The Continuity Clinical Experience (CCX), an initiative of Vanderbilt University School of Medicine’s Curriculum 2.0, was recently selected as the Association of American Medical Colleges (AAMC) Clinical Care Challenge winner.
The course, launched in the fall of 2012, is a part of the four-year Foundations of Healthcare Delivery program that integrates students into clinical teams to learn about the larger care delivery system while contributing value to patient care.
Primarily, the course provides a learning lab for systems of care with an emphasis on quality, safety, improvement and outcomes, said Jesse Ehrenfeld, M.D., MPH, one of the course directors.
“One of the challenges we face in medical education today is that graduate medical education is so focused on teaching the details associated with a particular specialty,” said Ehrenfeld, associate professor of Anesthesiology. “Residents don’t often pause, step back and recognize that there is a larger system issue creating a specific problem.
“We are trying to train our students to have the vision to recognize systems-level problems so that when they go into residency and practice they will be able to approach the delivery of health care with that mindset.”
CCX allows for students to spend a half day a week with a faculty preceptor. Since the start of the program, students have had nearly 8,000 patient interactions.
Previously, students saw just a handful of patients in their first two years of medical school.
By having continuity with a clinical setting, students are able to follow patients through the entire health care experience so they can witness how patients interact with the larger system and see the various challenges associated with delivering care.
The curriculum also allows students to observe the health system from the perspective of a patient by accompanying them to visits, across care settings, and even visiting their homes.

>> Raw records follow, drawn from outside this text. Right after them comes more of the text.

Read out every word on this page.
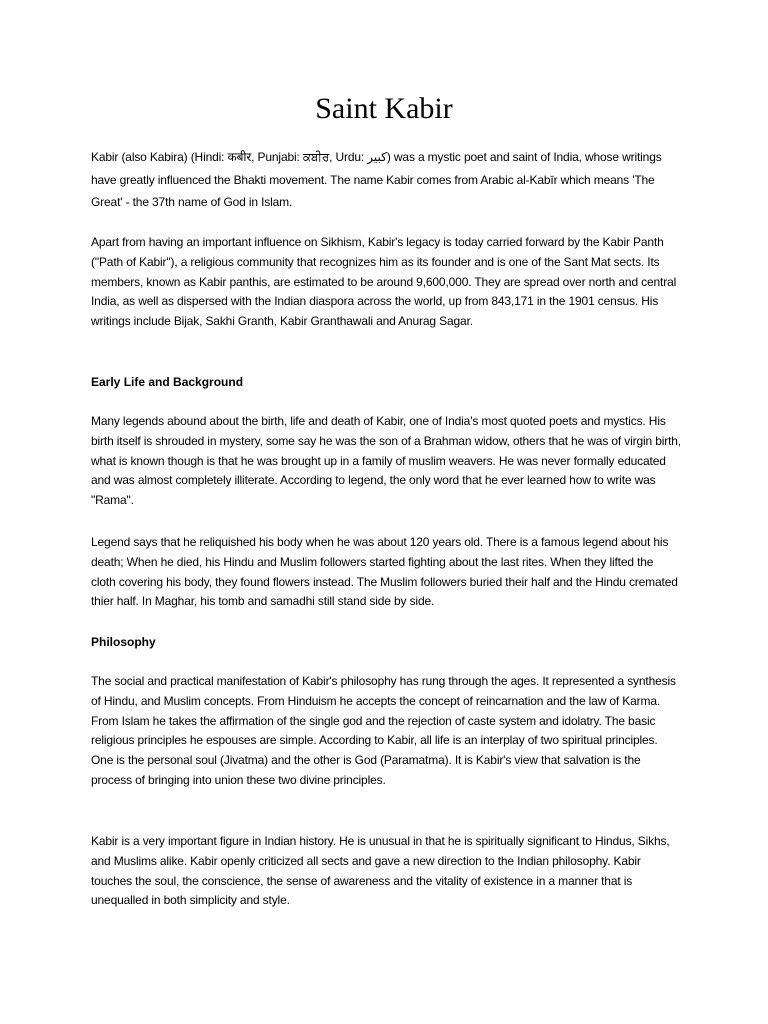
Saint Kabir

Kabir (also Kabira) (Hindi: कबीर, Punjabi: ਕਬੀਰ, Urdu: کبير) was a mystic poet and saint of India, whose writings have greatly influenced the Bhakti movement. The name Kabir comes from Arabic al-Kabīr which means 'The Great' - the 37th name of God in Islam.

Apart from having an important influence on Sikhism, Kabir's legacy is today carried forward by the Kabir Panth ("Path of Kabir"), a religious community that recognizes him as its founder and is one of the Sant Mat sects. Its members, known as Kabir panthis, are estimated to be around 9,600,000. They are spread over north and central India, as well as dispersed with the Indian diaspora across the world, up from 843,171 in the 1901 census. His writings include Bijak, Sakhi Granth, Kabir Granthawali and Anurag Sagar.

Early Life and Background

Many legends abound about the birth, life and death of Kabir, one of India's most quoted poets and mystics. His birth itself is shrouded in mystery, some say he was the son of a Brahman widow, others that he was of virgin birth, what is known though is that he was brought up in a family of muslim weavers. He was never formally educated and was almost completely illiterate. According to legend, the only word that he ever learned how to write was "Rama".

Legend says that he reliquished his body when he was about 120 years old. There is a famous legend about his death; When he died, his Hindu and Muslim followers started fighting about the last rites. When they lifted the cloth covering his body, they found flowers instead. The Muslim followers buried their half and the Hindu cremated thier half. In Maghar, his tomb and samadhi still stand side by side.

Philosophy

The social and practical manifestation of Kabir's philosophy has rung through the ages. It represented a synthesis of Hindu, and Muslim concepts. From Hinduism he accepts the concept of reincarnation and the law of Karma. From Islam he takes the affirmation of the single god and the rejection of caste system and idolatry. The basic religious principles he espouses are simple. According to Kabir, all life is an interplay of two spiritual principles. One is the personal soul (Jivatma) and the other is God (Paramatma). It is Kabir's view that salvation is the process of bringing into union these two divine principles.

Kabir is a very important figure in Indian history. He is unusual in that he is spiritually significant to Hindus, Sikhs, and Muslims alike. Kabir openly criticized all sects and gave a new direction to the Indian philosophy. Kabir touches the soul, the conscience, the sense of awareness and the vitality of existence in a manner that is unequalled in both simplicity and style.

This creates opportunities for students to develop quality improvement projects related to patient work flow and quality of care.

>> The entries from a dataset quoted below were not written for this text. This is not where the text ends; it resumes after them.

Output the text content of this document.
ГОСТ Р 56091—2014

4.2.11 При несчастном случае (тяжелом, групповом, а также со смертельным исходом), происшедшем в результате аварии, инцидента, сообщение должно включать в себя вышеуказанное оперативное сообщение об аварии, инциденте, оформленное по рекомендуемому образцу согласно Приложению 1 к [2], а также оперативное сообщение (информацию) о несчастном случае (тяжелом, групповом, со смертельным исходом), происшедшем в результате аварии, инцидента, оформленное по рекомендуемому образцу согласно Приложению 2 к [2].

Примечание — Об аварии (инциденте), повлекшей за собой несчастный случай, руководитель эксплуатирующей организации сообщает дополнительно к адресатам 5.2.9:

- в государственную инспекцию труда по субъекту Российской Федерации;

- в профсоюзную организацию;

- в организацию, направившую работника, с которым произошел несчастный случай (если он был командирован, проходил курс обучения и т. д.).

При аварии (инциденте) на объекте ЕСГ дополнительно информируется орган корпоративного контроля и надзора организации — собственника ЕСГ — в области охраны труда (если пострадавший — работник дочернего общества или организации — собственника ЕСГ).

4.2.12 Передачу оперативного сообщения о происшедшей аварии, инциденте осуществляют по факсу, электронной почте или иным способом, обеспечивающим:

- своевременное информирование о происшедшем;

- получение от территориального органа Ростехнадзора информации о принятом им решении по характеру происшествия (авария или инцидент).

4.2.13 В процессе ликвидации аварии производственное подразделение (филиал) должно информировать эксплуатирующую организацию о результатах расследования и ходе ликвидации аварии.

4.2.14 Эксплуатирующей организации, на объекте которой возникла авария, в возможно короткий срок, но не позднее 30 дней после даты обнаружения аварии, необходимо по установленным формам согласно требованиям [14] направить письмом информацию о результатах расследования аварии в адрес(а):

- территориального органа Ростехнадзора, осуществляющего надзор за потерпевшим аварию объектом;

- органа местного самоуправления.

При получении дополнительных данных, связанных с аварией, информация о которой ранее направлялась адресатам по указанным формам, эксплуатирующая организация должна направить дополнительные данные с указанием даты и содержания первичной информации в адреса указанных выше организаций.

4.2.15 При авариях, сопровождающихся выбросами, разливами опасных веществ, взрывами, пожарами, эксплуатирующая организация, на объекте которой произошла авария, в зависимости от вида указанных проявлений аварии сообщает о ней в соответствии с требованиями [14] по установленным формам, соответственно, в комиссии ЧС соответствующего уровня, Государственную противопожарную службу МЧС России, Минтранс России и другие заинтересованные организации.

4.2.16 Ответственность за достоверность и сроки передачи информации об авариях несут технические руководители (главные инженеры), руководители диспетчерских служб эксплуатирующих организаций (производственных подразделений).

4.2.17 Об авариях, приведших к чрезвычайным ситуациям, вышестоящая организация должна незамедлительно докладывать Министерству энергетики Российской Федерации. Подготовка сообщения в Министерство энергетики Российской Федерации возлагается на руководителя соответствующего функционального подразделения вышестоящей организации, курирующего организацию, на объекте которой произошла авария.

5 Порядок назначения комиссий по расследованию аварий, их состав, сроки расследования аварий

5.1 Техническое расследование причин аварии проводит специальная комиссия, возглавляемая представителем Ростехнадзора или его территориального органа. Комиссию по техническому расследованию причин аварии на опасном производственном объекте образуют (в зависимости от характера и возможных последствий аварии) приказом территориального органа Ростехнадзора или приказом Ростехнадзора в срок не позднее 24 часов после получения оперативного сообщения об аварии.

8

Within the first 18 months of the course, students identified more than 200 potential areas for improvement across the Medical Center’s clinical sites.
“From the first weeks of medical school, students are engaging with patients in really novel ways,” said Bonnie Miller, M.D., senior associate dean for Health Sciences Education at VUSM.

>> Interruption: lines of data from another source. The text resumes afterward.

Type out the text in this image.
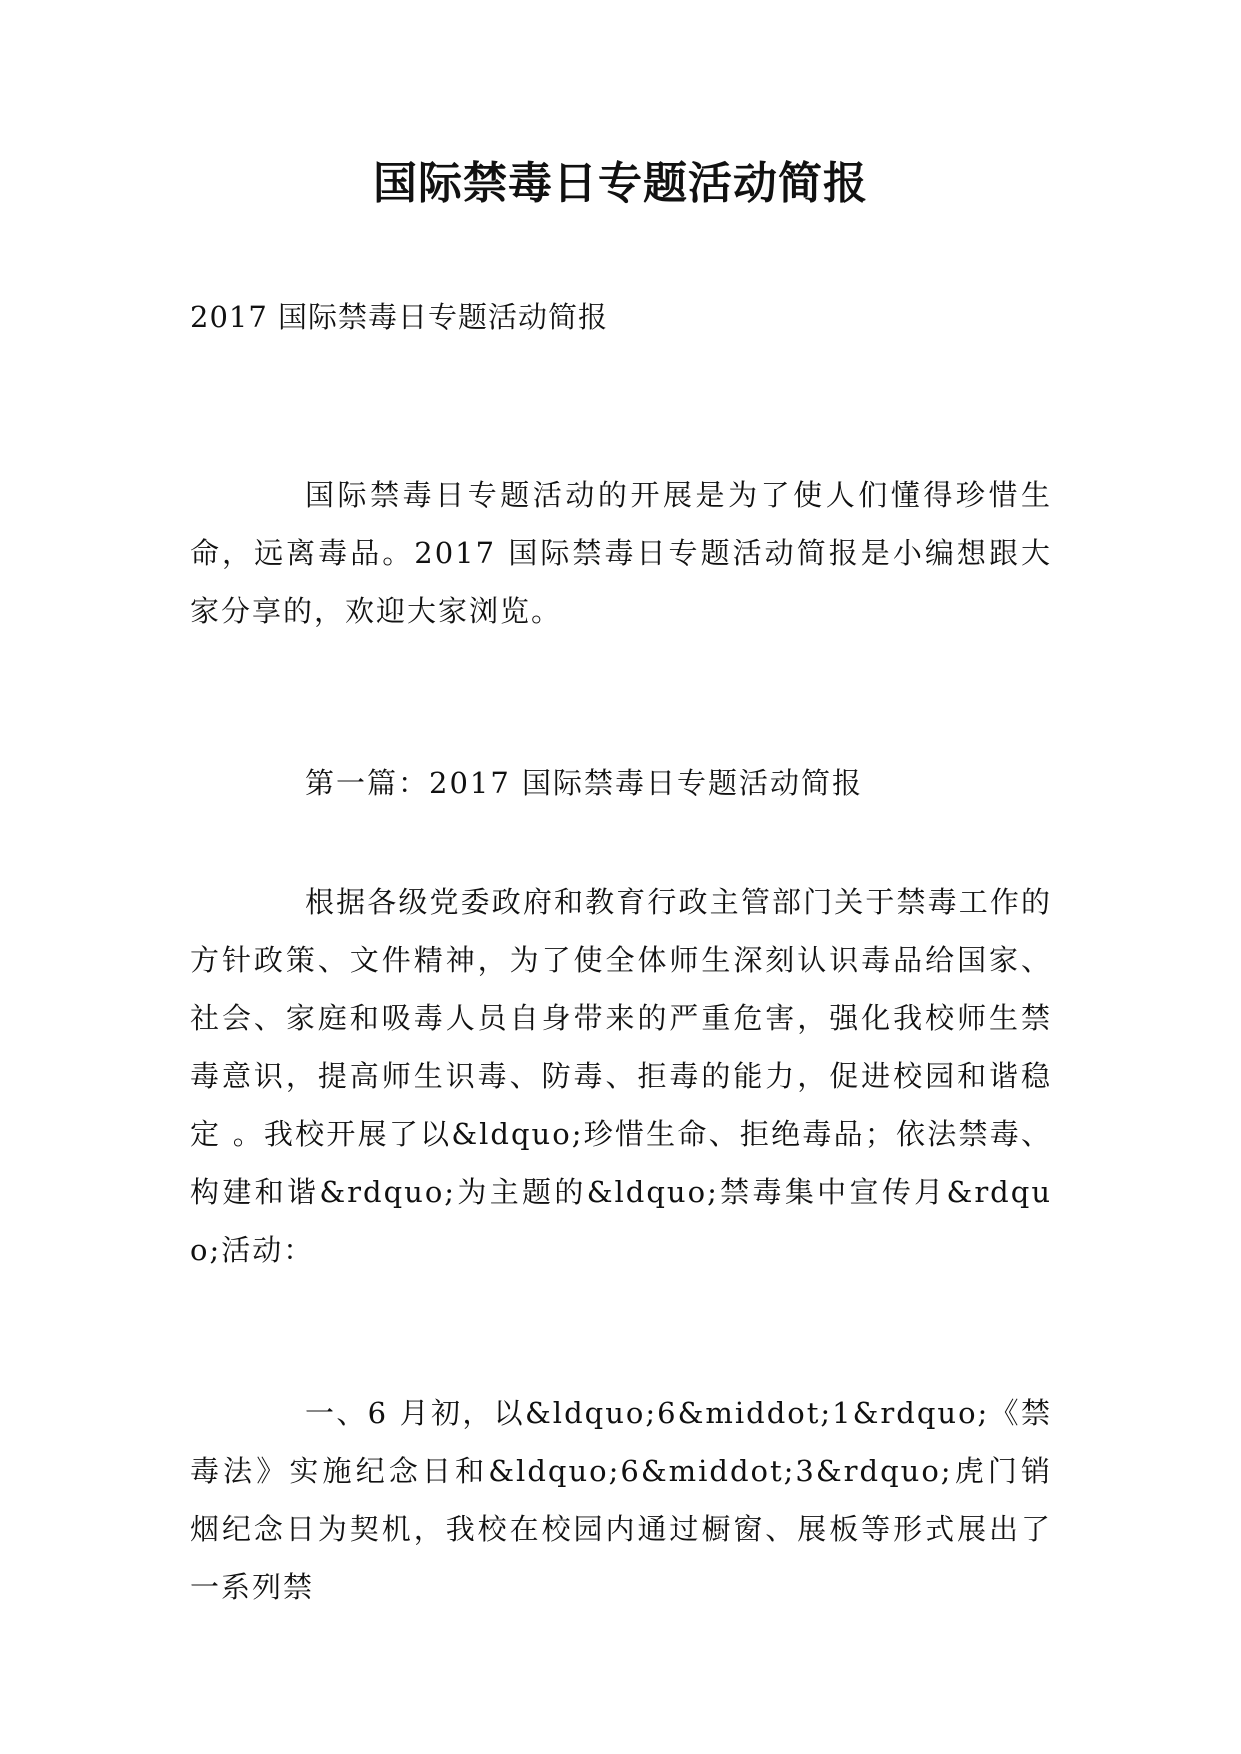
国际禁毒日专题活动简报

2017 国际禁毒日专题活动简报

国际禁毒日专题活动的开展是为了使人们懂得珍惜生命，远离毒品。2017 国际禁毒日专题活动简报是小编想跟大家分享的，欢迎大家浏览。

第一篇：2017 国际禁毒日专题活动简报

根据各级党委政府和教育行政主管部门关于禁毒工作的方针政策、文件精神，为了使全体师生深刻认识毒品给国家、社会、家庭和吸毒人员自身带来的严重危害，强化我校师生禁毒意识，提高师生识毒、防毒、拒毒的能力，促进校园和谐稳定 。我校开展了以&ldquo;珍惜生命、拒绝毒品；依法禁毒、构建和谐&rdquo;为主题的&ldquo;禁毒集中宣传月&rdquo;活动：

一、6 月初，以&ldquo;6&middot;1&rdquo;《禁毒法》实施纪念日和&ldquo;6&middot;3&rdquo;虎门销烟纪念日为契机，我校在校园内通过橱窗、展板等形式展出了一系列禁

“Through health coaching exercises, developing education materials and participating in home visits, students are able to achieve course objectives while providing real value to patients.
“Students are not in clinics to learn to be infectious disease physicians, gastroenterologist or pulmonologists,” she said. “They are there to learn how the system impacts the care of patients.”
Ehrenfeld expects the program to serve as a model of care for other medical schools.
In June, Ehrenfeld and CCX co-directors Jennifer Green, M.D., assistant professor of Medicine and Pediatrics, Morgan McDonald, M.D., assistant professor of Medicine and Pediatrics, and Heather Ridinger, M.D., assistant professor of Medicine, will receive the award and present their work at the AAMC sponsored conference, “Integrating Quality Meeting: Improving Value through Clinical Care, Education and Science.”